OSMAN – Yolda ayıldı. (Gülizar’ı kanepeye yatırırlar.) Ben babasına haber vereyim gelsin alsın kızını. Bununla uğraşamam.
GÜLİZAR – Ben ölmedim mi?
GÜLCAN – Hayır ölmedin.
FATMA – O kadar çok istiyorsan ölmeyi, git babanın evinde öl.
GÜLCAN – Anne, ne biçim konuşuyorsun sen?
FATMA – Sen sus kız. Rezil olacağımız yetmiyormuş gibi birde ölüsüyle mi uğraşacağız. Ondan sonra karakol karakol, mahkeme mahkeme dolaş dur. Katil deyip bizi ipe de gönderirler. (Osman elinde bir bilet ile girer.)
OSMAN – Babasındaki rahatlığa bak ya, kızın intihar etti, gel götür diyorum, benim işim var gelemem, ölüyse ölüsünü diriyse dirisini gönder diyor. Bende gittim biletini aldım.
FATMA – İyi yapmışsın Osman, iyi yapmışsın. (Gülizar yavaş yavaş ayağa kalkar ve Osman’ın elinden bileti alır.)
GÜLİZAR – Bu bilet bana alındı demek. Fazla da vaktim yokmuş.
OSMAN – Haydi Fatma, toplayın eşyalarını hemen götüreceğim. (Osman, Fatma Gülcan içeri gider, Gülizar el çantasını alır ve kendi kendine konuşarak çıkar.)
GÜLİZAR – Bütün bu olanlardan sonra burada kalınır mı? Babama da kim bilir neler anlattılar, anlatacaklar? Oraya da gidemem. En iyi alıp başını gitmek, kimsenin bilmediği bir yere. Belki kötülüklerden uzak dost insanlar bulur, gönlümce yaşarım. Hoşça kal Gülcan, hoşça kal kötü şehir. (Saçları dağınık, sarhoş bir halde çıkıp gider. Gülcan içerden bir çanta ile çıkar.)

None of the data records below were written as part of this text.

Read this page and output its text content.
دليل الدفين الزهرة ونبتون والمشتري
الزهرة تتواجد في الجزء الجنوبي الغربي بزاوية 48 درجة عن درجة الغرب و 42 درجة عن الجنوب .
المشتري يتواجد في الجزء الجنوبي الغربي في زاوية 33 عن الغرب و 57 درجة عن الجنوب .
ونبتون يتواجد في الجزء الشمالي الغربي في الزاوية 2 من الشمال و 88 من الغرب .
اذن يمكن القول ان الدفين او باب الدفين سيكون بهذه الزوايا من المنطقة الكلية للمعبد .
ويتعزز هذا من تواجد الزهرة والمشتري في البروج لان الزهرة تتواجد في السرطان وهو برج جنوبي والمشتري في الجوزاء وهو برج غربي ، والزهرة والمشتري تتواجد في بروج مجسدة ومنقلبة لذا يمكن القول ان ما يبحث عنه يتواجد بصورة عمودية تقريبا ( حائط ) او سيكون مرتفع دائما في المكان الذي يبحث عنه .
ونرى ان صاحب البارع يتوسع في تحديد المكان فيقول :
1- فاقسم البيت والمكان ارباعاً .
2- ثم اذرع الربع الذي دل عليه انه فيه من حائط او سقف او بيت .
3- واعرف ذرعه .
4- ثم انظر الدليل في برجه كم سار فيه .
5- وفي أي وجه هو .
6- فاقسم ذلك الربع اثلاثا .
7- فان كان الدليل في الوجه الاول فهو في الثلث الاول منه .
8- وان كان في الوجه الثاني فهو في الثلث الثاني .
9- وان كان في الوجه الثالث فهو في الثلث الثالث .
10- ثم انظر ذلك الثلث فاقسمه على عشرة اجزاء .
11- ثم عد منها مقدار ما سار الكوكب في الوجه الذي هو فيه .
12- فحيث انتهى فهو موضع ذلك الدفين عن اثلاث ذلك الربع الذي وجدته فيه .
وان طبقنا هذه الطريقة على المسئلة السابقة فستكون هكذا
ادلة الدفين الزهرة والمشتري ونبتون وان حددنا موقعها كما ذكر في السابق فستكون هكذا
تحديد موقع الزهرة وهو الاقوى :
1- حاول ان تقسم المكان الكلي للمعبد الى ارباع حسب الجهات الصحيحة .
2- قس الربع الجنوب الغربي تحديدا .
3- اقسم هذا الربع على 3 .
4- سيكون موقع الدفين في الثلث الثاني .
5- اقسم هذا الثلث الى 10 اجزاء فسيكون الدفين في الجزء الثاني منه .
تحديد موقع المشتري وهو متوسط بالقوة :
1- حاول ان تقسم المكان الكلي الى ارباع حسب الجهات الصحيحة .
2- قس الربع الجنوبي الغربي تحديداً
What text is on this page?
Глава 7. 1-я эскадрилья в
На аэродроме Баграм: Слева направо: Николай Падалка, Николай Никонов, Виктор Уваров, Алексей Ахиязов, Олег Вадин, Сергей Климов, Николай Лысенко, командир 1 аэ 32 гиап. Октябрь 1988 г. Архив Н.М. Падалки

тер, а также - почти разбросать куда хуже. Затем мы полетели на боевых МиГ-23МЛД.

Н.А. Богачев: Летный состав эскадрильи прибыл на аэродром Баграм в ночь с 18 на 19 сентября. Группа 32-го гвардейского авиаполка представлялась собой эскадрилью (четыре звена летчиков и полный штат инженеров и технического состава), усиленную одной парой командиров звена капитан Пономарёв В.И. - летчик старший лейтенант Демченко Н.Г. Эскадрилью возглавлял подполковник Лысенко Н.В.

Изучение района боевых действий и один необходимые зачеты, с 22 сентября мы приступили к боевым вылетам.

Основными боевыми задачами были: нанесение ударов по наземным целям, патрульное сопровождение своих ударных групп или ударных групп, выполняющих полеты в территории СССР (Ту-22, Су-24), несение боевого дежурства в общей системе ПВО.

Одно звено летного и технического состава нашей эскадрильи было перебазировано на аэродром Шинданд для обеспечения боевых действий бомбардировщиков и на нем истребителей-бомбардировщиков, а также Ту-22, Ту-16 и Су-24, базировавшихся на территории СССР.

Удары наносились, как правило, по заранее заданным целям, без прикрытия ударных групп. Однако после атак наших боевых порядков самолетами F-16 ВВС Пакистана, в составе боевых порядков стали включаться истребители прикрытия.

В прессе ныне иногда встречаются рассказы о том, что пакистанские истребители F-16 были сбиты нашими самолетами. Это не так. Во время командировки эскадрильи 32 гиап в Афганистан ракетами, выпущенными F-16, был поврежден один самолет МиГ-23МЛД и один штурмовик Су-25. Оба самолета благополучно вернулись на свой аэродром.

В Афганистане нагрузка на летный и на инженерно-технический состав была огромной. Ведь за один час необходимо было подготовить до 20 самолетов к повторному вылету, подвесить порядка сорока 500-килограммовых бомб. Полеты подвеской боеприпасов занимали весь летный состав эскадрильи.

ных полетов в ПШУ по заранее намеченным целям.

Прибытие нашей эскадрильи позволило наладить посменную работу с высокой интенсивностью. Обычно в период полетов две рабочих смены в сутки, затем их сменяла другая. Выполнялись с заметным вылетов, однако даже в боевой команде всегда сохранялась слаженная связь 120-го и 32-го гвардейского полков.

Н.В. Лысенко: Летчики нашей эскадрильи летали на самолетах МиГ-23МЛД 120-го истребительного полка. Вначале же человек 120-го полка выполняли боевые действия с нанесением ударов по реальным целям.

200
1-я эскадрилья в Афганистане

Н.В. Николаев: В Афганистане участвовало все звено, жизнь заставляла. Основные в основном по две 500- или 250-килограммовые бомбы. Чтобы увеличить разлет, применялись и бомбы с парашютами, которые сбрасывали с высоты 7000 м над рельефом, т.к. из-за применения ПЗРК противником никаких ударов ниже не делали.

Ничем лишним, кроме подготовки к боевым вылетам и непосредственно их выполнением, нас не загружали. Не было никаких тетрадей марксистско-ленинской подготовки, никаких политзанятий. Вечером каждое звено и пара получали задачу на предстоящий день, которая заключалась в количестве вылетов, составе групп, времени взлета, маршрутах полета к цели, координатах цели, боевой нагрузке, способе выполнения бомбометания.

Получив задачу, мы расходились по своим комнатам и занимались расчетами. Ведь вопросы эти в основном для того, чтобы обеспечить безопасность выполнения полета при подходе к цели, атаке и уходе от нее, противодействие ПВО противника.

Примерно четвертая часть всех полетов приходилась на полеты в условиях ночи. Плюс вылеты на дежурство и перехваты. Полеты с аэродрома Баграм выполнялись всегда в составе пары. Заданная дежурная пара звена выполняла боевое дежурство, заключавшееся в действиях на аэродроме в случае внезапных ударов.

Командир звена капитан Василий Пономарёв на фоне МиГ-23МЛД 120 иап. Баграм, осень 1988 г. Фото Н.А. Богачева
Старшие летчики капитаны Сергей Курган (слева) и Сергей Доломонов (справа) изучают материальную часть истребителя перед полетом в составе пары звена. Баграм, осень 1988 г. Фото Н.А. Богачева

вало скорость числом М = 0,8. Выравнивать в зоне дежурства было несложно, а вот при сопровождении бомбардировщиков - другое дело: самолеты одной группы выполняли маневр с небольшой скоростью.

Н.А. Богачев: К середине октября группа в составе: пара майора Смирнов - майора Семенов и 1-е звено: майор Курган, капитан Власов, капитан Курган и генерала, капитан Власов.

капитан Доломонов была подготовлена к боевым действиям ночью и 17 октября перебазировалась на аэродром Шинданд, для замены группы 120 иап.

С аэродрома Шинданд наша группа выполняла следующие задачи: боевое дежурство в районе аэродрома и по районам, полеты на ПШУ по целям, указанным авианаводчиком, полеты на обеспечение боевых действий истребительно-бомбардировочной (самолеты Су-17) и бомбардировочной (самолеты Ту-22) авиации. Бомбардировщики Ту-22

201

GÜLCAN – Anne, Gülizar yok, gitmiş.
FATMA – Gitmiş mi? (İçerden çıkar.)
OSMAN – (İçerden çıkar.) İyi etmiş. Bende garaja kadar yorulmam.
GÜLCAN – Ama baba kendinde değildi, ya yolda başına bir iş gelirse?
OSMAN – Gelirse gelsin, umurumda değil. (Cebinden bir sigara çıkarır, bir süre sigaraya bakar ve Fatma’ya seslenir) Fatmaaaaa, (türkü söyler, perde inmeye başlar.)
Ah bir ataş ver cigara mı yakayım, Sen salın gel ben boyuna bakayım. (Perde iner.)